Dai festini romani “sesso e droga” al ballottaggio nella sua città. Cosimo Mele è tornato: «C’è bisogno di me…»

È rinato. È un altro uomo. Più che un tritacarne la politica è un girarrosto. E per Cosimo Mele la scottatura è roba passata. A qualche anno (era il 2007) dallo scandalo dei festini con coca, oggi potrebbe diventare il sindaco della sua città Carovigno, (sedicimila anime in provincia di Brindisi). L’ex deputato a luci rosse di specchiata fede Udc,  infatti, ha ottenuto 3891 voti e tra due settimane sfiderà la candidata del Pdl (in pole position con il 43 per cento) alla poltrona di sindaco. La vicenda è nota, anche se i suoi concittadini devono averla dimenticata oppure sono uomini di mondo anche loro. Nella notte tra il 27 e il 28 luglio 2007 Mele fu beccato in una suite dell’Hotel Flora di via Veneto con due prostitute, una delle quali accusò un malore e denunciò il fattaccio. «Carovigno e sarà il mio riscatto», dice, «mi hanno fatto apparire quello che non sono. Il mio riscatto passa attraverso la mia città». Ripete come un mantra l’ex parlamentare di Casini scomparso dalla scena politica fino a queste amministrative. All’epoca si dimise subito dall’Udc, rimanendo seduto in Parlamento, e nel 2008 non fu ripresentato da nessun parito.

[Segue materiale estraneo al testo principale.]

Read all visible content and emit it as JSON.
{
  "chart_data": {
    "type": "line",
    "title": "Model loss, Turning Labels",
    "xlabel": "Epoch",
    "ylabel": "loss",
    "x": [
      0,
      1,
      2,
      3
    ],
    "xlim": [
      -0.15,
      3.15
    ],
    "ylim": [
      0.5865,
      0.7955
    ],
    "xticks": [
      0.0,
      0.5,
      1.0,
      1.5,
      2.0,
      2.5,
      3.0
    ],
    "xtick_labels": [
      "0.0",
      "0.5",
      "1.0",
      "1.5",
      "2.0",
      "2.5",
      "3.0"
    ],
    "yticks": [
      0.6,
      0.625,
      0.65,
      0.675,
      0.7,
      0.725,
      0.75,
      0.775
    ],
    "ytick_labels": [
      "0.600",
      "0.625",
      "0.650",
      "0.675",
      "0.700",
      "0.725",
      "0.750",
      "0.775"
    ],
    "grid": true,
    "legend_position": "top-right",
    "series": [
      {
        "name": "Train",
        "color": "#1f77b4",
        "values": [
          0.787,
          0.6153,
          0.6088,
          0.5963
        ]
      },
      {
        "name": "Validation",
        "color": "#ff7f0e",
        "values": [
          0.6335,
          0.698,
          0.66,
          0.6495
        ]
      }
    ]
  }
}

Oggi la lista civica “Mele sindaco” va fortissima. La notte brava è roba passata, anche se ci sono ancora due processi in corso a Roma. In uno Mele è imputato per cessione di stupefacenti (ma una perizia di parte proverebbe quanto lui ha sempre sostenuto, di non aver mai fatto uso né commercio di droga), nell’altro è parte civile “contro” la ragazza che, dopo essersi sentitasi male nella stanza dell’hotel, lo accusò di avergli ceduto della droga. «Carovigno ha bisogno di nuove persone, competenti, oneste. Credo che questo risultato ha premiato il mio progetto politico», risponde intervistato da il Fatto Quotidiano. A parte il mancato utilizzo del congiuntivo, peccato decisamente veniale, vale la pena ricordare che il 5 gennaio 1999, mentre era vicesindaco di Carovigno, è stato arrestato con l’accusa di aver ottenuto tangenti in cambio di favori nell’assegnazione di appalti pubblici e assunzioni. L’inchiesta – apprendiamo da organi di stampa – non si è ancora conclusa. Ma tutti possono sbagliare e rinascere. Insomma, cittadini di Carovigno, scurdammoce ‘o passato.